Le régime indemnitaire applicable au raccordement aux réseaux publics des ouvrages de production d’électricité en mer
Le décret n°2018-222 du 30 mars 2018 est pris en application des articles L.342-3, alinéa 5, et L.342-7-1 du Code de l’énergie issus de la loi n°2017-1839 du 30 décembre 2017, mettant fin à la recherche ainsi qu’à l’exploitation des hydrocarbures et portant diverses dispositions relatives à l’énergie et à l’environnement.
Il fixe le montant et les modalités d’indemnisation des producteurs d’électricité en mer à partir de sources d’énergie renouvelable, lorsque, en cas de procédure de mise en concurrence prévue à l’article L.311-10 du Code de l’énergie, le coût du raccordement est supporté par RTE et que les modalités d’indemnisation ne sont pas prévues par le cahier des charges de ladite procédure. On ajoutera immédiatement que cette dernière éventualité paraît improbable : le décret établit plutôt un standard dont les auteurs des cahiers des charges s’inspireront pour l’essentiel, quitte à tenir compte des particularités de tel ou tel projet pour s’en écarter.
Il s’agit donc d’un nouveau régime indemnitaire, inspiré de l’expérience de divers autres pays européens, nettement en avance sur la France dans ce secteur.
Le développeur du projet sera ainsi indemnisé en cas de retard dans les travaux de raccordement du parc au réseau public de transport. Par la suite, le producteur le sera également en cas d’avarie ou de dysfonctionnement affectant aussi bien la partie terrestre que la partie maritime des ouvrages de raccordement.
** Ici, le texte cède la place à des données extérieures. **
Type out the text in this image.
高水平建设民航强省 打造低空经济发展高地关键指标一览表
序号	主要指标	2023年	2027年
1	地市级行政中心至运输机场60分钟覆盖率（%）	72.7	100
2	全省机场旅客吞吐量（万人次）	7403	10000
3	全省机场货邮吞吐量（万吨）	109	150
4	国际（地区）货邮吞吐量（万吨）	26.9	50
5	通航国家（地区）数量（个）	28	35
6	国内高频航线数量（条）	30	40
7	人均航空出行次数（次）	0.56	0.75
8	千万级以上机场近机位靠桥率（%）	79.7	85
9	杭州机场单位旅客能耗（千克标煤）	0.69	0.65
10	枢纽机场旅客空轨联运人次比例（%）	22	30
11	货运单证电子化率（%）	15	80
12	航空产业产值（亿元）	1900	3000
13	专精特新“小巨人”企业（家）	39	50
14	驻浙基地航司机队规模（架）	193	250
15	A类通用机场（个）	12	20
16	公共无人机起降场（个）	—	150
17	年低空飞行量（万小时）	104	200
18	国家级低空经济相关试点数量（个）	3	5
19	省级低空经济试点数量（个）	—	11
Les modalités d’indemnisation sont voisines dans ces deux situations. Dès lors qu’un retard ou une avarie est constaté, le producteur est indemnisé chaque mois à hauteur de 80% de la perte financière correspondant à l’électricité qui n’a pu être évacuée le mois précédent. Au plus tard sept mois après la fin des travaux de raccordement ou la fin de l’avarie, le producteur est indemnisé à hauteur de 90% de ses pertes financières, dûment justifiées : une franchise de 10% reste donc à sa charge. L’indemnisation en cas de retard ne peut être versée pendant plus de trois ans. Il existe par ailleurs une franchise pour les avaries et les dysfonctionnements : l’indisponibilité totale ou partielle des ouvrages doit excéder une durée cumulée, exprimée en équivalent pleine puissance maximale de l’installation, supérieure à dix jours dans les cinq années suivant la prise d’effet du contrat d’obligation d’achat ou de complément de rémunération, trente jours pendant les dix années suivantes et quarante-cinq jours au-delà .
Dans son avis du 15 février 2018, la Commission de régulation de l’énergie (CRE) recommandait notamment que le gestionnaire de réseau soit exonéré de sa responsabilité au titre des retards de raccordement lorsque des recours contentieux ont été déposés contre les décisions autorisant les ouvrages de raccordement et qu’aucune indemnisation ne soit due après trois ans d’avarie ou de dysfonctionnement. Le Premier ministre ne l’a pas suivie.
Enfin, il importe de souligner que ce mécanisme d’indemnisation doit être distingué de celui mis en place par le décret n°2017-628 du 26 avril 2017, pris en application de l’article L.342-3, alinéa 4, du Code de l’énergie. Le dispositif prévu par ce décret du 26 avril 2017 concerne les situations dans lesquelles le producteur sélectionné après mise en concurrence supporte les coûts de raccordement: c’est l’ancien dispositif. Il concerne en particulier les six parcs éoliens en mer attribués en 2012 et 2013.